1. A super-resolution reconstruction method for a fully-polarized synthetic aperture radar image is characterized by comprising the following steps:

2. The method of claim 1, wherein: the observation model in step 1 is constructed as follows,

y＝f_ds(x) (1)

wherein f is_ds(.) represents a down-sampling function.

3. The method of claim 1, wherein: step 2 comprises the following two parts;

step 2.1, preprocessing the image, including radiation correction, terrain correction and multi-view processing, to obtain a corrected image; according to the observation model established in the step 1, performing down-sampling processing on the high-resolution image to obtain a low-resolution image, obtaining a high-resolution and low-resolution fully-polarized synthetic aperture radar image pair containing the same ground object by cutting, and constructing a data set;

and 2.2, performing data enhancement on the data set constructed in the step 2.1 to obtain a training data set.

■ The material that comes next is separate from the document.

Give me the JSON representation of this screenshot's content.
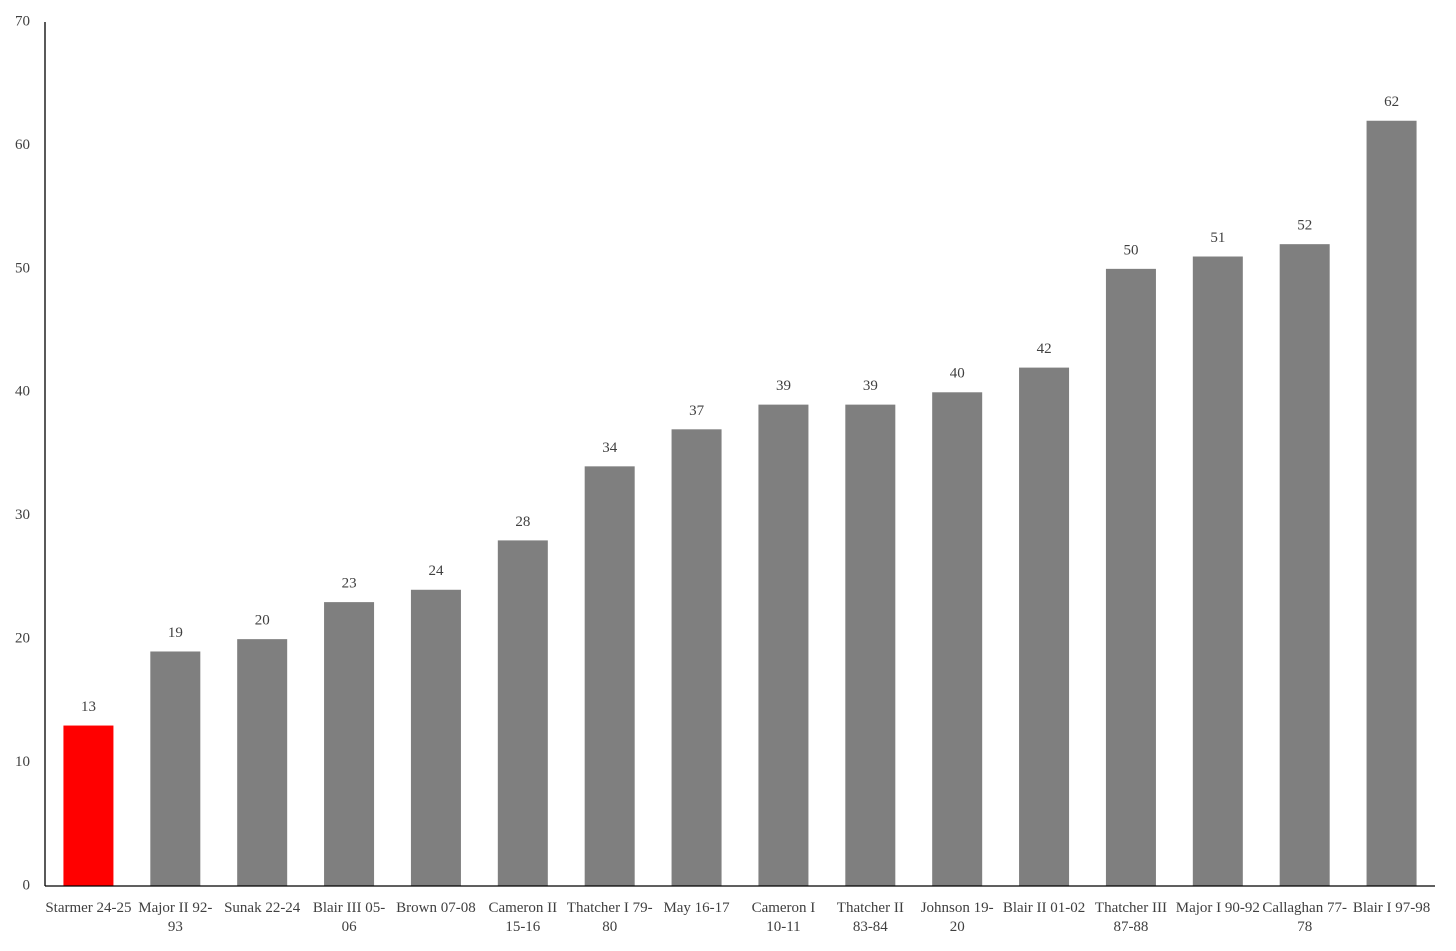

4. The method of claim 1, wherein: the super-resolution reconstruction network in the step 3 specifically comprises the following steps;

F_hr＝f_us(F_lr) (2)

step 3.2: constructing a spatial attention module, wherein the spatial attention module is used for weighting the spatial weight of the characteristic layer of the fully-polarized synthetic aperture radar and enhancing the spatial resolution of the image of the fully-polarized synthetic aperture radar; the module is defined as:

wherein the content of the first and second substances,

representing feature layers weighted by a spatial attention module,

a layer of spatial attention input features is represented,

a spatial attention weight map is represented,

which represents a convolution operation, the operation of the convolution,

and

step 3.3, constructing a channel attention module, wherein the module is used for weighting the polarization channel weight of the full-polarization synthetic aperture radar characteristic layer and maintaining the polarization information of each channel; the module is defined as:

wherein the content of the first and second substances,

representing feature layers weighted by the channel attention module,

a layer of channel attention input features is represented,

a channel attention weight map is shown,

and

F_s0＝F_fus(F) (9)

F_s1＝f_ds(F_fus(f_us(F))) (10)

wherein, F_s1Representing original downscalingCharacteristic layer, f_ds(.) represents the down-sampling function, f_us(.) represents an upsampling function, and the original scale up feature layer is calculated as follows:

F_s2＝f_us(F_fus(f_ds(F))) (11)

wherein, F_s2Representing an original scale up feature layer;

L_total(Θ)＝αL₁(Θ)+βL₂(Θ) (12)

wherein N represents a training image pair

the L2 loss function is defined as:

5. the method of claim 2, wherein: the training mechanism adopted in step 4 comprises: a supervised training mechanism and a zero throw training mechanism; training the super-resolution reconstruction network by using a supervision type training mechanism to obtain a converged pre-training network, and then further training the pre-training network by using a zero throw type training mechanism to obtain a converged reconstruction network;

6. The method of claim 2, wherein: the overlap area between image pairs in step 2.1 is 20%.

7. The method of claim 2, wherein: the data enhancement in step 2.2 includes rotation by 90 °, rotation by 180 °, rotation by 270 °, and flipping.